Nevertheless, Morrison today rebuffed the push by Labor to pay every fully vaccinated $300 before December 1, saying Australians are already incentivised enough.
“I’m not for bad ideas,” Morrison told reporters in Canberra. “I’m not for spending $6 billion largely paying people who have already done it.”
“The vaccine comes with a built-in incentive,” the Prime Minister added. “That it reduces the risk of you harming yourself, harming your family members, and harming your community. And that’s why it’s important.”
The idea that Australians would accept $300 to take the jab is a “vote of no confidence in the Australian people,” Morrison said.
“It’s just a bad idea. Incentives can be helpful. But not that one.”
The staunch opposition to a paid incentive system comes one day after Lieutenant General John Frewen, head of the nation’s COVID-19 response taskforce, suggested now is not the time for further incentives.
“I’ve said incentives is something we will consider,” he said. “But right now, Australians are coming forward.
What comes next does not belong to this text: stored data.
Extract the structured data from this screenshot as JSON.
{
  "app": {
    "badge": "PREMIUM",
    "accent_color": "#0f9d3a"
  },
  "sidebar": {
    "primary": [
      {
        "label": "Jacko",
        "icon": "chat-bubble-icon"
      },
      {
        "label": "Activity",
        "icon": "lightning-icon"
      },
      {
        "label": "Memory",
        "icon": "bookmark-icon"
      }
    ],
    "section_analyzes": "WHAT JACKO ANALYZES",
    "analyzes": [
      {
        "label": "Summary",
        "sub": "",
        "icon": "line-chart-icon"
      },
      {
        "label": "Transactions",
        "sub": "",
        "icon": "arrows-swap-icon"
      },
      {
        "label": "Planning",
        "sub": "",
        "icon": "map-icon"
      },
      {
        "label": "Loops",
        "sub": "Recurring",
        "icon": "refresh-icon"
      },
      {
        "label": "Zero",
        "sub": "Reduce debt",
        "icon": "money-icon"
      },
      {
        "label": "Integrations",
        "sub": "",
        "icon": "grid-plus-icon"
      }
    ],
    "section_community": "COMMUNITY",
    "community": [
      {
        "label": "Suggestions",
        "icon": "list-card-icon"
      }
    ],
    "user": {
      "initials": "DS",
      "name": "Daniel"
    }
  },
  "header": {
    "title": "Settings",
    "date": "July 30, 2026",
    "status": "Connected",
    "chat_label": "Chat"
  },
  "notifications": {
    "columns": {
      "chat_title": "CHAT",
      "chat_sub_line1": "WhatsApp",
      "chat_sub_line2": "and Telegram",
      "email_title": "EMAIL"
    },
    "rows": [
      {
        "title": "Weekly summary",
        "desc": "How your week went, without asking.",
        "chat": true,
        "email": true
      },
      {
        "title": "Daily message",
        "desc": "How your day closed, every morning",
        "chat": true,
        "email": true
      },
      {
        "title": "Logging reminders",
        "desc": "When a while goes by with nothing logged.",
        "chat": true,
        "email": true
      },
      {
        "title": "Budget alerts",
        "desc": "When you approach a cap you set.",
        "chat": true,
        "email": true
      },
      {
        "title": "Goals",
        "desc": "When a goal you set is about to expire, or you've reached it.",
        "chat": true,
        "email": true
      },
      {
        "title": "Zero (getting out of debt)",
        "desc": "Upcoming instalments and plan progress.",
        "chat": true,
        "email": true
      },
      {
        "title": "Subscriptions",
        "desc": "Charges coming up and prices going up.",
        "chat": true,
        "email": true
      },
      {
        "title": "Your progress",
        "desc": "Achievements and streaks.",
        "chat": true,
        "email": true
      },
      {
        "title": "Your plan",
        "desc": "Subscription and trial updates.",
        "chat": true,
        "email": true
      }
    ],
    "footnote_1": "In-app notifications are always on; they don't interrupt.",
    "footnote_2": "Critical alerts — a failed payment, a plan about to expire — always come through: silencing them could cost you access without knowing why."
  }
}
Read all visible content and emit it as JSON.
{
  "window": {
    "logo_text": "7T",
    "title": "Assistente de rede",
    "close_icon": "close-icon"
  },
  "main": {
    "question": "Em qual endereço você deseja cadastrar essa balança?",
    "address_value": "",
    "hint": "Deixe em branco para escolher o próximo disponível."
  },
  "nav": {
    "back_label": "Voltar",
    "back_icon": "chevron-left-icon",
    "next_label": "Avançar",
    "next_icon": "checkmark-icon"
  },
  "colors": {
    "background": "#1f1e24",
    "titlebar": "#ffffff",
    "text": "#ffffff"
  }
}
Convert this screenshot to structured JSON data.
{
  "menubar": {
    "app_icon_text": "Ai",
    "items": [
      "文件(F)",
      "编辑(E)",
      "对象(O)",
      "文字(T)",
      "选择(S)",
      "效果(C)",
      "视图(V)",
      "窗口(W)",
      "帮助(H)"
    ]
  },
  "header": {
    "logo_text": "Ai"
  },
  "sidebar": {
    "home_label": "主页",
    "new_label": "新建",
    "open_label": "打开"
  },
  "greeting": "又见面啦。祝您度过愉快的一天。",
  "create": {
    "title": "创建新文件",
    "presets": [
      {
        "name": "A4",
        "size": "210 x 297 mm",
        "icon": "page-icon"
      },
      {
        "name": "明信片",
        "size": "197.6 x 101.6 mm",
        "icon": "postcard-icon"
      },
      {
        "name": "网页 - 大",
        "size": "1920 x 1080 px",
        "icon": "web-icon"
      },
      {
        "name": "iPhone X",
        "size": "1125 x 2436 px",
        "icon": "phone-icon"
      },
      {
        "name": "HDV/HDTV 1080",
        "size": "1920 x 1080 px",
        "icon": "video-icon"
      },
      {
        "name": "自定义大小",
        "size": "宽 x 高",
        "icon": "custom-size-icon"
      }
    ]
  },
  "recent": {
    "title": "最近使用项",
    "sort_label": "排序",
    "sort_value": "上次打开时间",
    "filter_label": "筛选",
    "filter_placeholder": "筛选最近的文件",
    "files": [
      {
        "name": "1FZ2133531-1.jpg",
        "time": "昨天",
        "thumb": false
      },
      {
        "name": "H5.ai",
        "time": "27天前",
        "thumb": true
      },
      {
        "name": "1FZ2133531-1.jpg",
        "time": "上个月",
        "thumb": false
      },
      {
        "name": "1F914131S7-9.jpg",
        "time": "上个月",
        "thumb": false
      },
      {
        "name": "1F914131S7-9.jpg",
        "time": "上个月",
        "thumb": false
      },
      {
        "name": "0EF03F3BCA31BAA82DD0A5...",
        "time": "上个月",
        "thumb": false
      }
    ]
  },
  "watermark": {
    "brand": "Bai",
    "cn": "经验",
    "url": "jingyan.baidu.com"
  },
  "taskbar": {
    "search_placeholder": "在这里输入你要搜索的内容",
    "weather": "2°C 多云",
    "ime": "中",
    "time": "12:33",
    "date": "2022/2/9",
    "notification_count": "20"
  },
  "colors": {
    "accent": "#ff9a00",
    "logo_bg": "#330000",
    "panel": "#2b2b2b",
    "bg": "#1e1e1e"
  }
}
In the last seven days, we’ve had 1.2 million doses going into people’s arms.
“Demand is still exceeding supply right now, so the time for incentives, I think, maybe later in the year when we’re getting into some of the more hesitant sort of group.”
Australians are more motivated by the promise of renewed international travel and an end to sporadic and financially ruinous lockdowns, he added.
“We’ll look at all of the sorts of possible alternatives,” Frewen said. “I mean there’s cash. There’s the ideas of lotteries, all of these things have been discussed.
“But what is resonating with people right now really is being able to get back to the sort of lifestyle we used to enjoy; international travel, not having to do quarantine, not having to go into lockdowns and those sorts of things.”
Private organisations have signed off on plans to join the vaccine rollout by immunising their own staff, and Frewen said “it will really be up for the jurisdictions to decide” if they wish to establish drive-through vaccination clinics.
As of Thursday, 20.8% of the eligible adult population over 16 has received both doses of the COVID-19 vaccine. 42.4% have received one dose.